In Chapter 15 of Portraits with Backgrounds, entitled "Portrait of a King," Russian sculptress Catherine Barjansky movingly recalls Albert I of Belgium. The author and her husband, famed musician Alexandre Barjansky, happened to be in Egypt at the time of the King's tragic death in a climbing accident in 1934. Alexandre Barjansky had been giving a series of concerts in Egypt, and his wife was doing some work for the Egyptian department of the Belgian Museum. Mme. Barjansky writes: 

...(W)e were staying at the same hotel as Jean Capart, director of the Belgian Museum. One morning when my husband and I were breakfasting with Monsieur and Madame Capart, the director was called to the telephone. He went out into the lobby where we heard him utter a loud exclamation. We ran out to him. 

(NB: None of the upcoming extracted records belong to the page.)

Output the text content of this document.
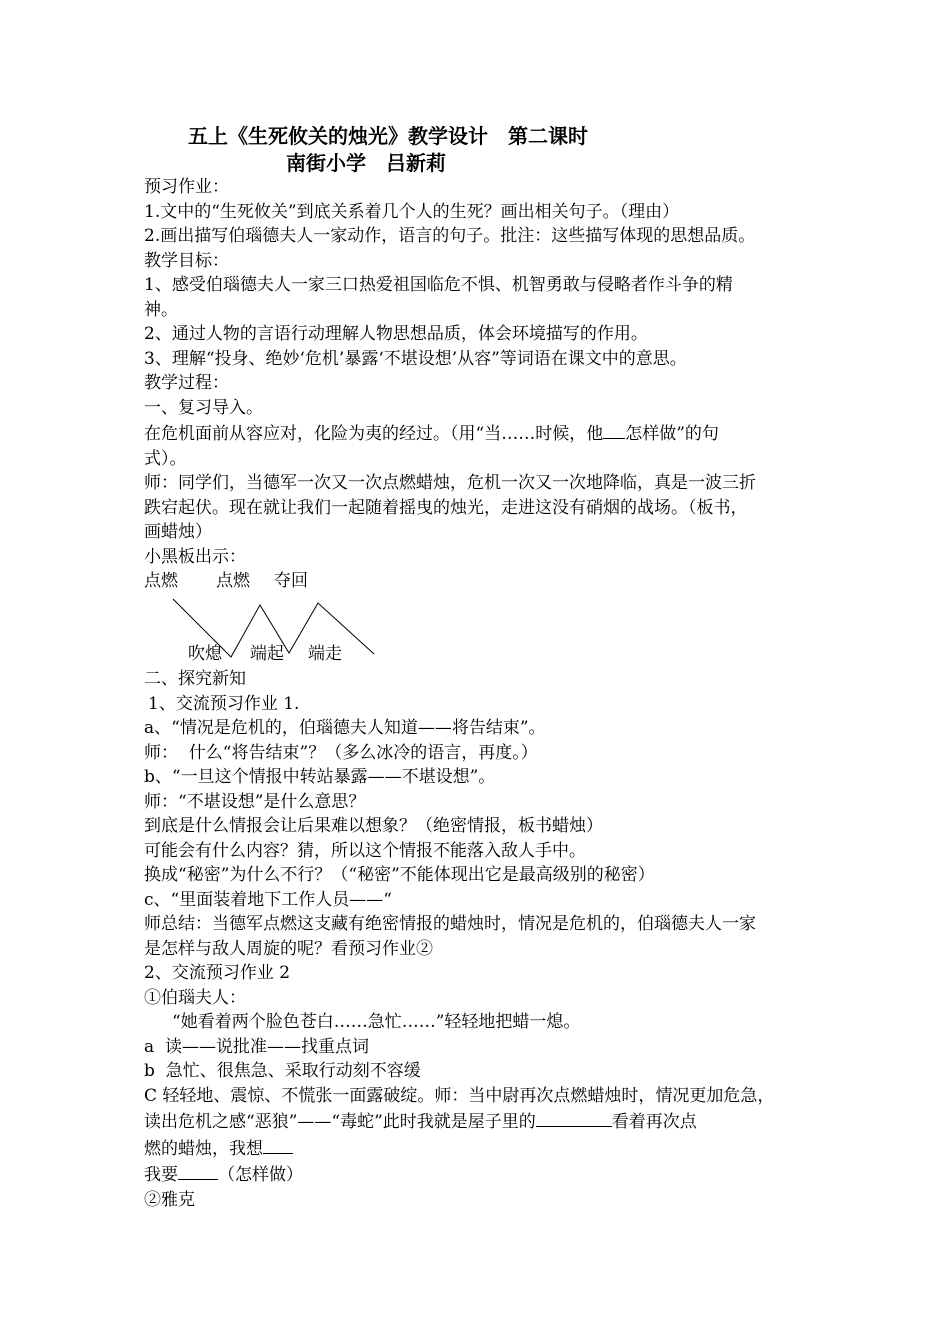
五上《生死攸关的烛光》教学设计　第二课时
南街小学　吕新莉

预习作业：

1.文中的“生死攸关”到底关系着几个人的生死？画出相关句子。（理由）

2.画出描写伯瑙德夫人一家动作，语言的句子。批注：这些描写体现的思想品质。

教学目标：

1、感受伯瑙德夫人一家三口热爱祖国临危不惧、机智勇敢与侵略者作斗争的精

神。

2、通过人物的言语行动理解人物思想品质，体会环境描写的作用。

3、理解“投身、绝妙‘危机’暴露‘不堪设想’从容”等词语在课文中的意思。

教学过程：

一、复习导入。

在危机面前从容应对，化险为夷的经过。（用“当……时候，他 怎样做”的句

式）。

师：同学们，当德军一次又一次点燃蜡烛，危机一次又一次地降临，真是一波三折

跌宕起伏。现在就让我们一起随着摇曳的烛光，走进这没有硝烟的战场。（板书，

画蜡烛）

小黑板出示：

点燃 点燃 夺回
吹熄 端起 端走

二、探究新知

1、交流预习作业 1.

a、“情况是危机的，伯瑙德夫人知道——将告结束”。

师：  什么“将告结束”？（多么冰冷的语言，再度。）

b、“一旦这个情报中转站暴露——不堪设想”。

师：“不堪设想”是什么意思？

到底是什么情报会让后果难以想象？（绝密情报，板书蜡烛）

可能会有什么内容？猜，所以这个情报不能落入敌人手中。

换成“秘密”为什么不行？（“秘密”不能体现出它是最高级别的秘密）

c、“里面装着地下工作人员——“

师总结：当德军点燃这支藏有绝密情报的蜡烛时，情况是危机的，伯瑙德夫人一家

是怎样与敌人周旋的呢？看预习作业②

2、交流预习作业 2

①伯瑙夫人：

“她看着两个脸色苍白……急忙……”轻轻地把蜡一熄。

a  读——说批准——找重点词

b  急忙、很焦急、采取行动刻不容缓

C 轻轻地、震惊、不慌张一面露破绽。师：当中尉再次点燃蜡烛时，情况更加危急，

读出危机之感“恶狼”——“毒蛇”此时我就是屋子里的	看着再次点

燃的蜡烛，我想

我要 （怎样做）

②雅克
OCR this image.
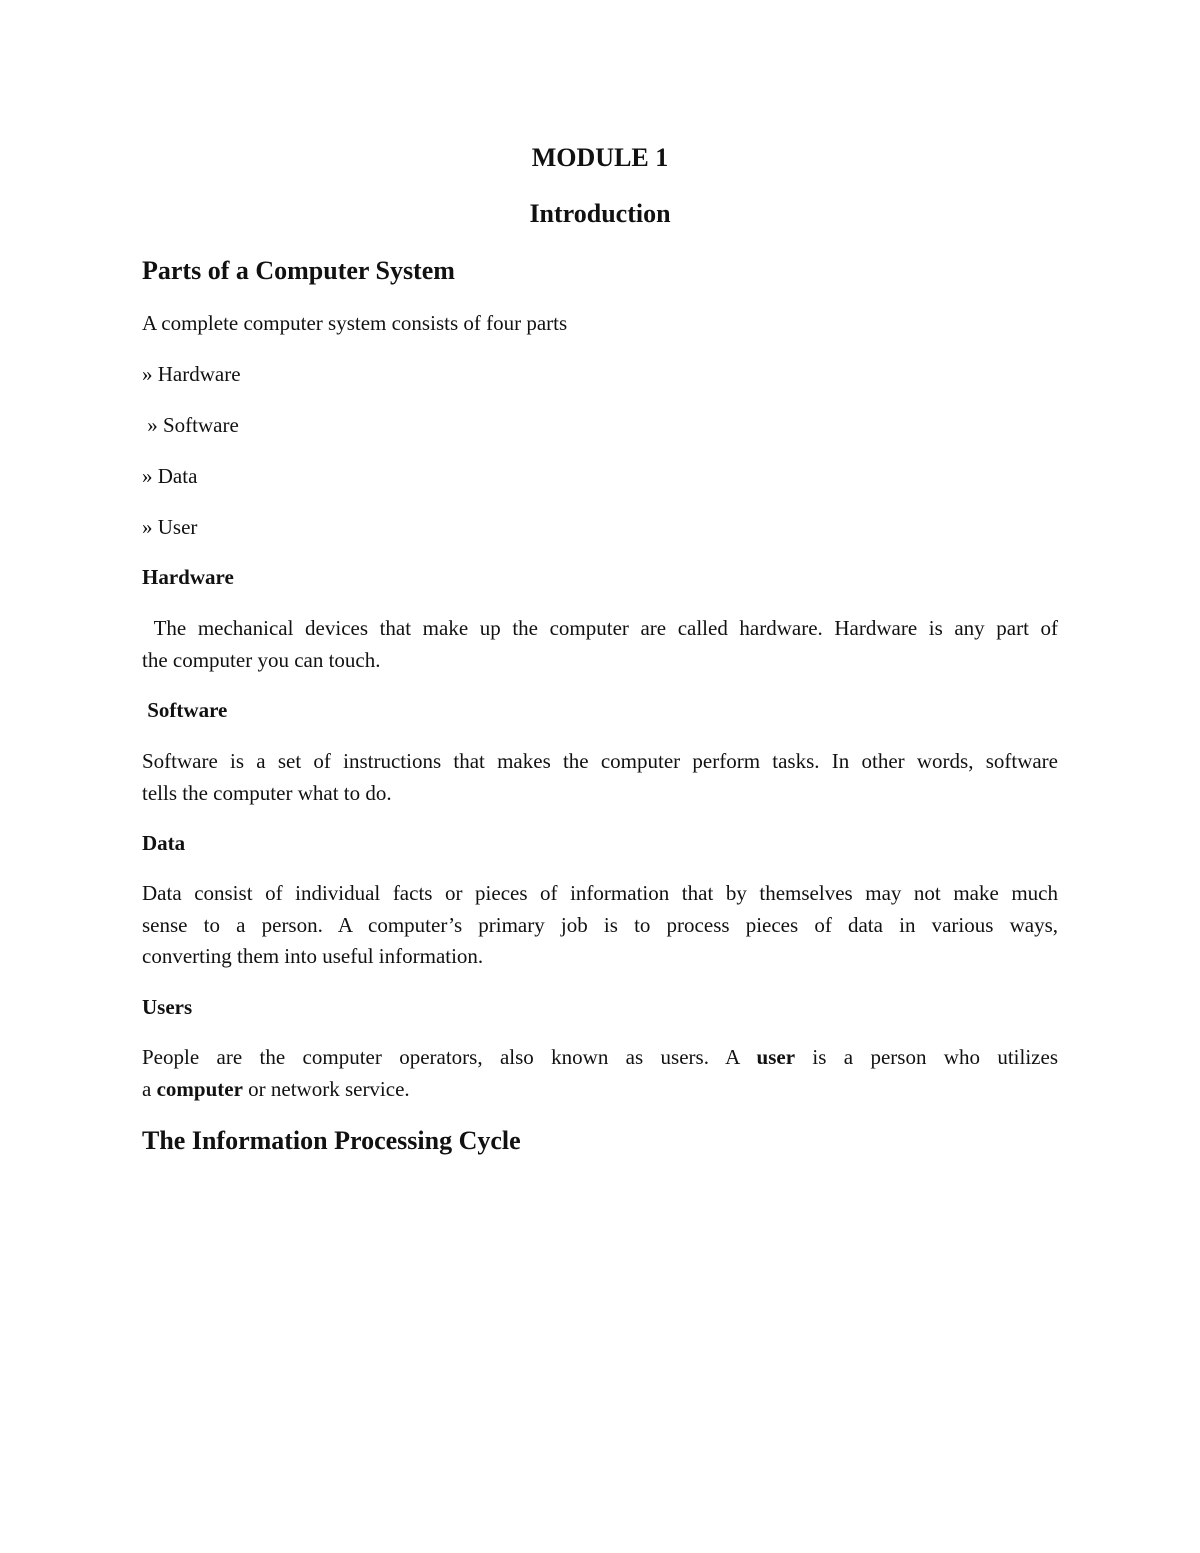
MODULE 1
Introduction
Parts of a Computer System
A complete computer system consists of four parts
» Hardware
» Software
» Data
» User
Hardware
The mechanical devices that make up the computer are called hardware. Hardware is any part of
the computer you can touch.
Software
Software is a set of instructions that makes the computer perform tasks. In other words, software
tells the computer what to do.
Data
Data consist of individual facts or pieces of information that by themselves may not make much
sense to a person. A computer’s primary job is to process pieces of data in various ways,
converting them into useful information.
Users
People are the computer operators, also known as users. A user is a person who utilizes
a computer or network service.
The Information Processing Cycle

"How terrible!" he exclaimed. "Our King is dead."

We went at once to the embassy, crowded with Belgians in tears. There was no one who did not have great esteem and admiration for this man, so good and noble, so just and intelligent. For me, it was the first genuine grief of my life. I had known him well, had talked with him for many hours. He was a rare human being, completely unselfish, a scholar and a philosopher, simple and shy and good. 

And I remembered how he had told me once: "If I were free to do what I like, I would go to the mountains and remain there. I would rather do that than anything in the world." 

Ceremonies, receptions, official affairs were torture to him. His greatest happiness had been the evenings that he spent alone with the woman whom he referred to not as "the Queen" but as "my wife." They loved to spend their evenings together, dining in the park, sitting on a bench at a rustic garden table, eating cold food from a tray, or in front of the fireplace while she read aloud to him. 

King Albert had the highest admiration for the cleverness, culture, and intelligence of his Queen, but he was very humble about himself...

He bitterly despised both Hitler and Mussolini. On one occasion he told me: "I am constantly amazed by the King of Italy. If such a thing were to happen here in Belgium I would pack my baggage and get out, but I would not permit another man to rule the country in my place." He made this statement quite openly, though his daughter at that time was married to the son of the King of Italy.

Another time, speaking of dictators, he said to me: "I think I have prepared my son to be a king far better than any man could be prepared to be a dictator"... 

It is a curious thing that in Egypt, the land of death, I took part in the mass for the King.

"What am I to do?" the Belgian minister said. "I must have music for the church ceremony."

"I will provide that," my husband offered.

"In the church there is to be an empty coffin. It should bear a royal crown, and how is that to be done?"

"I will do that," I said. "Give me a drawing of the Belgian crown"...

...I made the royal crown of wire... I gilded it, and put inside a piece of red velvet and modeled two scepters of plaster. The crown was then placed on the coffin and two velvet cushions at its foot, while my husband, behind the altar, played and conducted a little orchestra in Bach and Gluck and played the Brabançonne (the Belgian national anthem) with muted strings, while his moving and wonderful sonority was so filled with his grief that those who were praying in the church were touched to tears. It is a strange thing that we two foreigners should both have contributed, far away in Egypt, to the ceremony for the King we esteemed and loved so much.